It goes without saying that the first quarter was one of the most challenging markets that many of us have ever experienced, with March proving to be the most volatile month ever in the history of US equity markets.


This sell-off marked the swiftest on record and absent emergency rate cuts, central bank liquidity, and a massive stimulus plan – things would have been much worse in both equities and bonds. While April has brought greener pastures to the equity markets, this COVID-19 situation is unprecedented and the economic outcomes are highly uncertain with respect to timing and what things will look like after stabilization and the workforce returns.

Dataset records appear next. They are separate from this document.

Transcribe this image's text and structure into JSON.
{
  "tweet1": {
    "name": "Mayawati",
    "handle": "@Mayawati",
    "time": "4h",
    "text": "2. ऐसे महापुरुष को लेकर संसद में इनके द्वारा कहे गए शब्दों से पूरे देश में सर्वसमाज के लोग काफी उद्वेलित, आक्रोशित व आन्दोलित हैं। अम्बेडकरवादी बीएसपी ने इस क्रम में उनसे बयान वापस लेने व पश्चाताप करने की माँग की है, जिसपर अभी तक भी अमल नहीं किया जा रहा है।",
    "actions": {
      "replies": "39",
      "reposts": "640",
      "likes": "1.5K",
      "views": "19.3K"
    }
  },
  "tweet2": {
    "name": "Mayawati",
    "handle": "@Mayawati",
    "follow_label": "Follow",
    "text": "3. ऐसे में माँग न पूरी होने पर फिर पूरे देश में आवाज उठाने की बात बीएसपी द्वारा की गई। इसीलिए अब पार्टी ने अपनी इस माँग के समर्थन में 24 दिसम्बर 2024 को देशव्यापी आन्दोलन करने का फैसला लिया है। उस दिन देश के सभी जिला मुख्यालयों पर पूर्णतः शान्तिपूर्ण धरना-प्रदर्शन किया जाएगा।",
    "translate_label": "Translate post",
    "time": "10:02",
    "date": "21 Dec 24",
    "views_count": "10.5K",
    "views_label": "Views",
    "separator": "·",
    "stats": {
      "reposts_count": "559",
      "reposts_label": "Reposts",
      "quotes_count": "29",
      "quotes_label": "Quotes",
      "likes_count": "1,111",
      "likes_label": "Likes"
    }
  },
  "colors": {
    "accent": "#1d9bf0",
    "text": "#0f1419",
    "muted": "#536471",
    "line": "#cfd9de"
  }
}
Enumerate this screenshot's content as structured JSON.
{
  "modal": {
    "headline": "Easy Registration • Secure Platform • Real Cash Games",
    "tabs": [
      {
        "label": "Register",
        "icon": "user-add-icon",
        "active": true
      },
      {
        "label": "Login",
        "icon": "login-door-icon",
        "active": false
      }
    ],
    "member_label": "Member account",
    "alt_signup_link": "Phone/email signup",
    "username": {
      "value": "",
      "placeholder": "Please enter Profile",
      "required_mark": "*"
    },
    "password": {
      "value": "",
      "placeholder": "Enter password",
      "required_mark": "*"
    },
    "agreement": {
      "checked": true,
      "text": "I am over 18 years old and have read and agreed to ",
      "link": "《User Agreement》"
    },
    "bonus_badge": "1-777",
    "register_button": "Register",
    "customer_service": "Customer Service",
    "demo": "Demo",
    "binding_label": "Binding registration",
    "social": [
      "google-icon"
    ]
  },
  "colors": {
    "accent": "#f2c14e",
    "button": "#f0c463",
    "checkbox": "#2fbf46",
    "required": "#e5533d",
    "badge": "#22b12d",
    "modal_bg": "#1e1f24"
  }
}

Although it might seem the case, all investment portfolios are not built the same and a market such as the one we are presently encountering is certain to expose weaknesses and structural flaws which will likely prove costly if not properly addressed.


At Anchor Pacific, we have been cautious on equity markets, both public and private, which had been overvalued for some time. We have observed investors indiscriminately chasing return and income with little to no regard for risk.  Lastly, we have observed what we would characterize as “a false comfort from diversification”, meaning that portfolios, while touted as diversified really, weren’t, especially under the severe market stress we experienced.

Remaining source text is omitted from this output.